= Giddy Up a Ding Dong =

1953 rock and roll song

"Giddy Up a Ding Dong" is a rock and roll song which rose to prominence in 1956, when it was featured in the film Rock Around the Clock, starring Bill Haley. It became a hit in several countries for the group Freddie Bell and the Bellboys, and is perhaps their best known recording.

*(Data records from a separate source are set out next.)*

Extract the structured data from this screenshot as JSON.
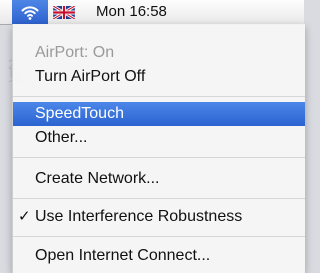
{
  "menubar": {
    "wifi_icon": "wifi-icon",
    "flag_icon": "uk-flag-icon",
    "clock": "Mon 16:58"
  },
  "menu": {
    "status": "AirPort: On",
    "turn_off": "Turn AirPort Off",
    "networks": [
      {
        "label": "SpeedTouch",
        "selected": true
      },
      {
        "label": "Other...",
        "selected": false
      }
    ],
    "create_network": "Create Network...",
    "interference": {
      "label": "Use Interference Robustness",
      "checked": true,
      "check_glyph": "✓"
    },
    "open_connect": "Open Internet Connect..."
  },
  "colors": {
    "highlight": "#3a72dc",
    "disabled_text": "#9a9a9a"
  }
}
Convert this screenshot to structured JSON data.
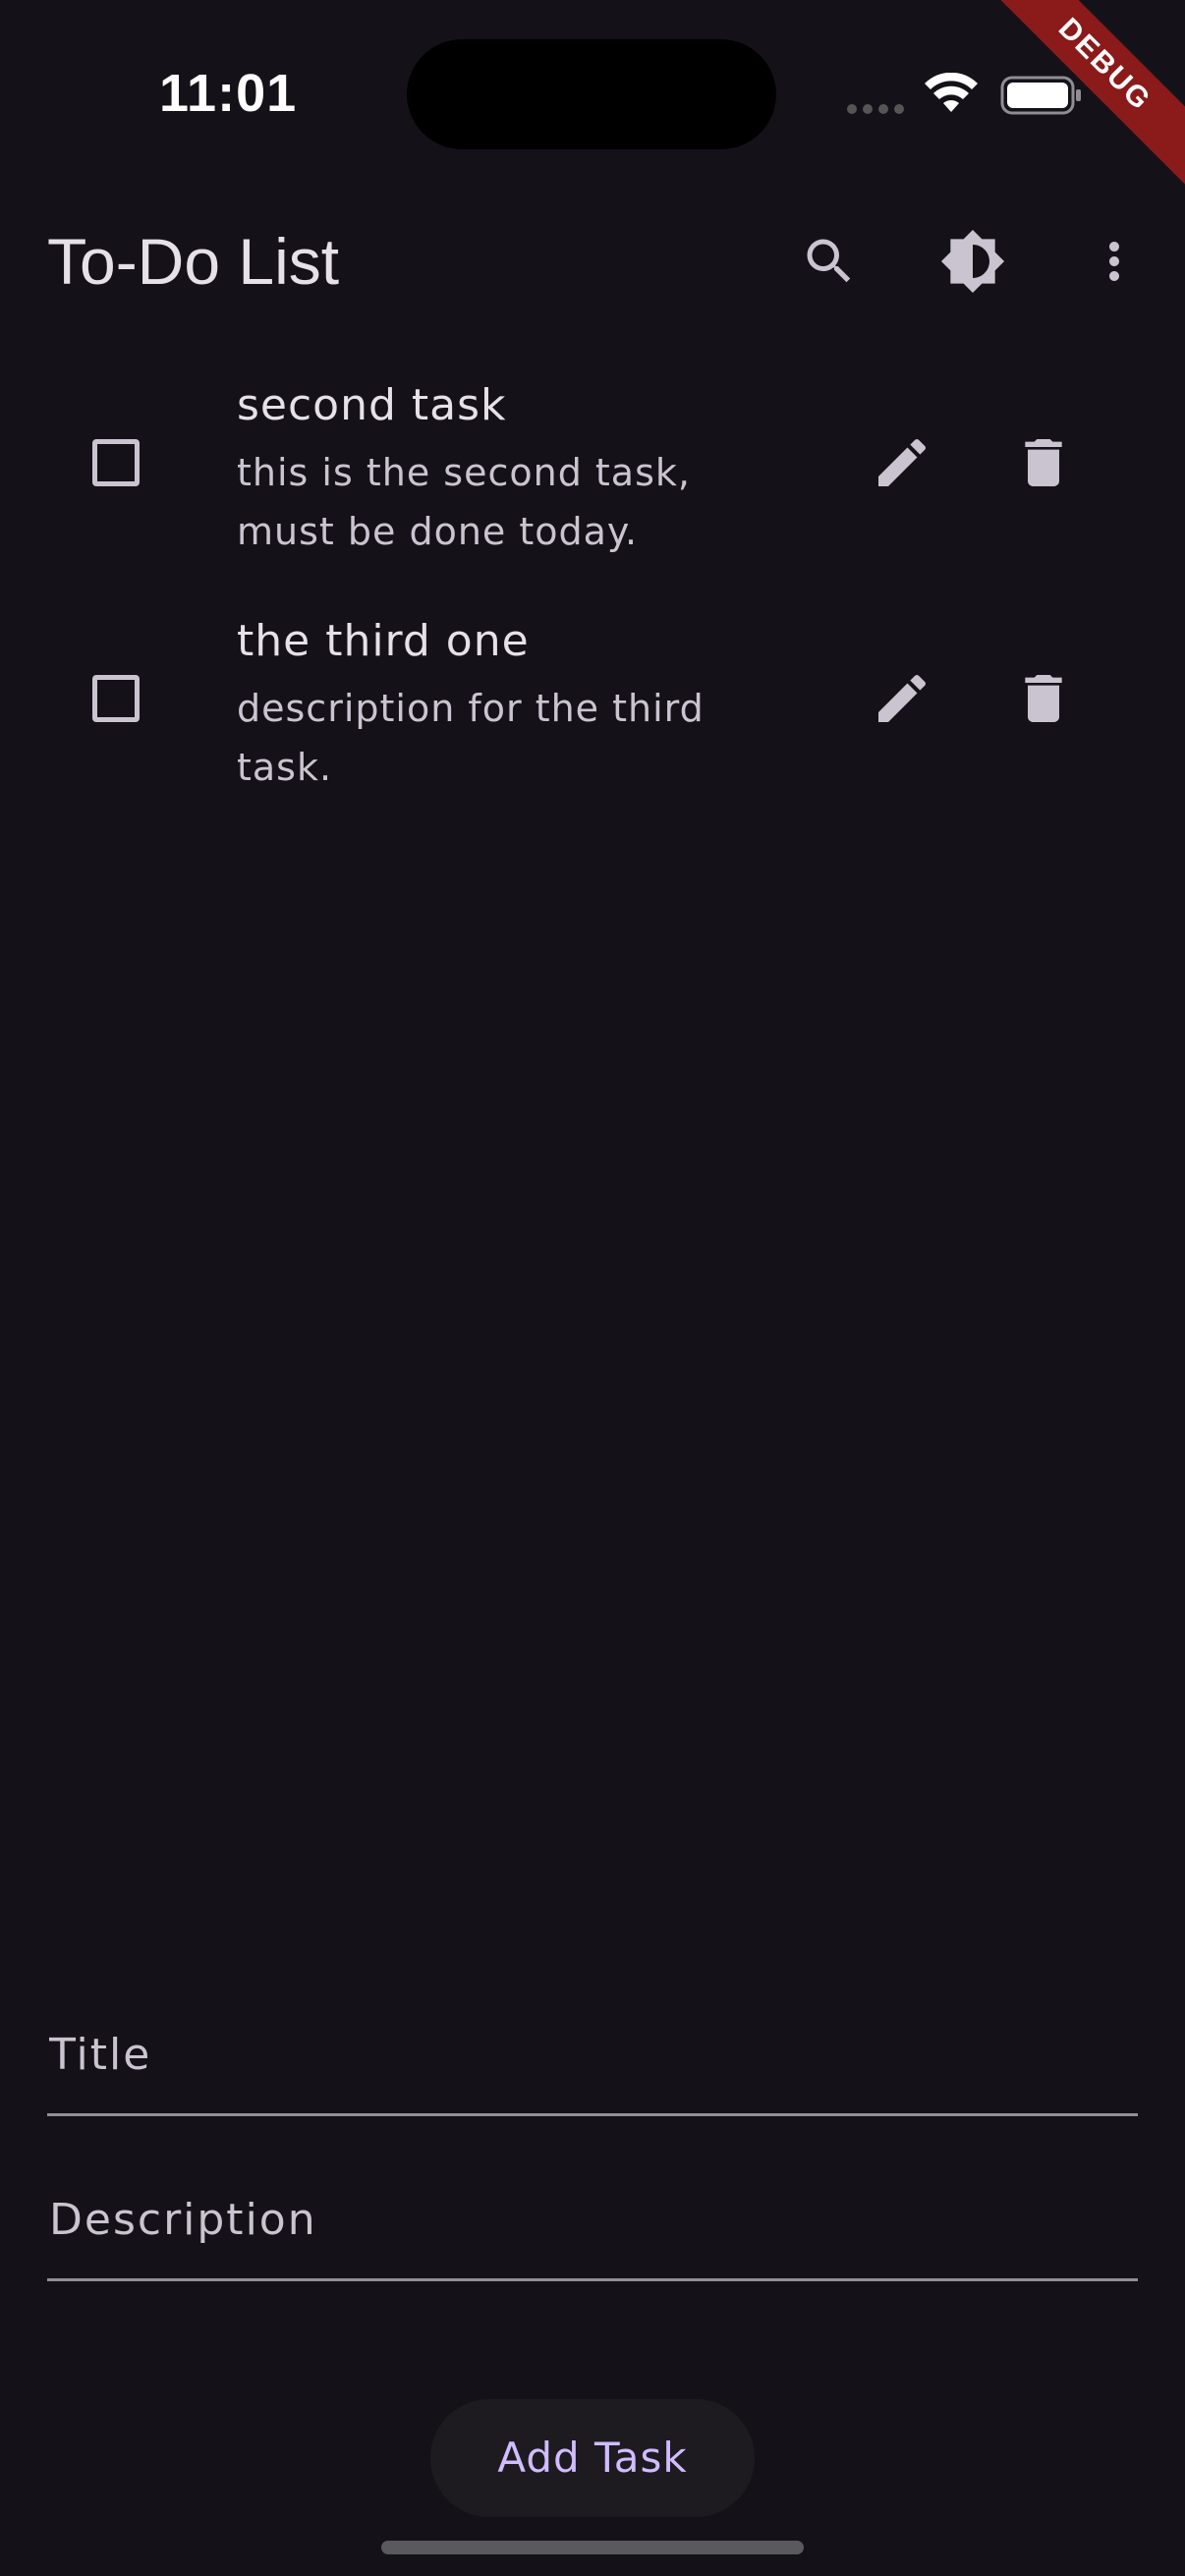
{
  "status_bar": {
    "time": "11:01"
  },
  "debug_banner": "DEBUG",
  "app_bar": {
    "title": "To-Do List",
    "actions": [
      "search-icon",
      "brightness-icon",
      "more-vert-icon"
    ]
  },
  "tasks": [
    {
      "title": "second task",
      "description": "this is the second task, must be done today.",
      "checked": false
    },
    {
      "title": "the third one",
      "description": "description for the third task.",
      "checked": false
    }
  ],
  "form": {
    "title_placeholder": "Title",
    "description_placeholder": "Description",
    "title_value": "",
    "description_value": "",
    "add_button_label": "Add Task"
  },
  "colors": {
    "background": "#141218",
    "accent": "#d0bcff",
    "debug": "#8b1a1a"
  }
}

The song was written in 1953 by Freddie Bell and his friend Pep Lattanzi, but was not recorded until three years later after the group had signed to Mercury, and were spotted by film producer Sam Katzman. Katzman offered the Bellboys a part in Rock Around the Clock and "Giddy Up a Ding Dong" became their first Mercury release, and was featured in the film. The song was not a hit in the United States, but did achieve popularity in Australia, France and the UK, where it climbed to number four on the UK Singles Chart. The publicity for the single said, "If these sides don't move you, see a doctor – you're dead." The lyrics to the song are about a horse ride, with a definite western flavor, with the music having a loping, horse-like cadence.

The song was also recorded by Tommy Steele, and by Steele's brother Colin Hicks, whose version was a hit in Italy. British band leader Ray Ellington recorded a comedic version of the song which added a verse about the song's horse-rider encountering a romantic rival. Bill Haley & His Comets performed a unique version of the song during their 1958 European tour that used different lyrics referring to popular cowboy-film stars of the day (a performance of this version recorded at the Paris Olympia is preserved on the 2002 album release Vive la Rock and Roll (Big Beat Records: BBR 00073)).

==Other recordings==
- The Sensational Alex Harvey Band
- The Equals
- Keely Smith
- The Crazy Rockers
- Lasse Holm, on his 1987 album Vindarna Vänder Om.